Re: for higher dimensions?
- To: mathgroup at smc.vnet.net
- Subject: [mg68532] Re: for higher dimensions?
- From: AES <siegman at stanford.edu>
- Date: Wed, 9 Aug 2006 04:18:53 -0400 (EDT)
- Organization: Stanford University
- References: <eb9p00$srh$1@smc.vnet.net>
- Sender: owner-wri-mathgroup at wolfram.com
In article <eb9p00$srh$1 at smc.vnet.net>,
"Adriano Pascoletti" <pascolet at dimi.uniud.it> wrote:
> Yes.

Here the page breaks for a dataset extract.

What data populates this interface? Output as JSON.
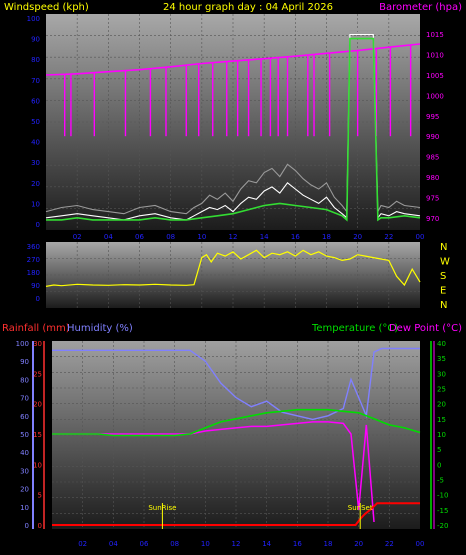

Use Eigensystem.
> For instance
>
> M = {{2, 0, -3}, {3, 5, 6}, {1, 1, -1}};esys = Eigensystem[M];
>
Thanks -- but this, in my interpretation at least, is a 3 X 3 but still
*two-dimensional* (rows and columns) matrix.
My current task is to find eigensolutions to a problem that might be
written most conveniently, with it's indices shown explicitly, as
M_{i,j,m,n} A_{m,n} = lambda A_{i,j}
with M known and the objective being find a set of eigenvalues lambda[k]
and "eigenmatrices" A_{i,j}[k] that satisfy this equation.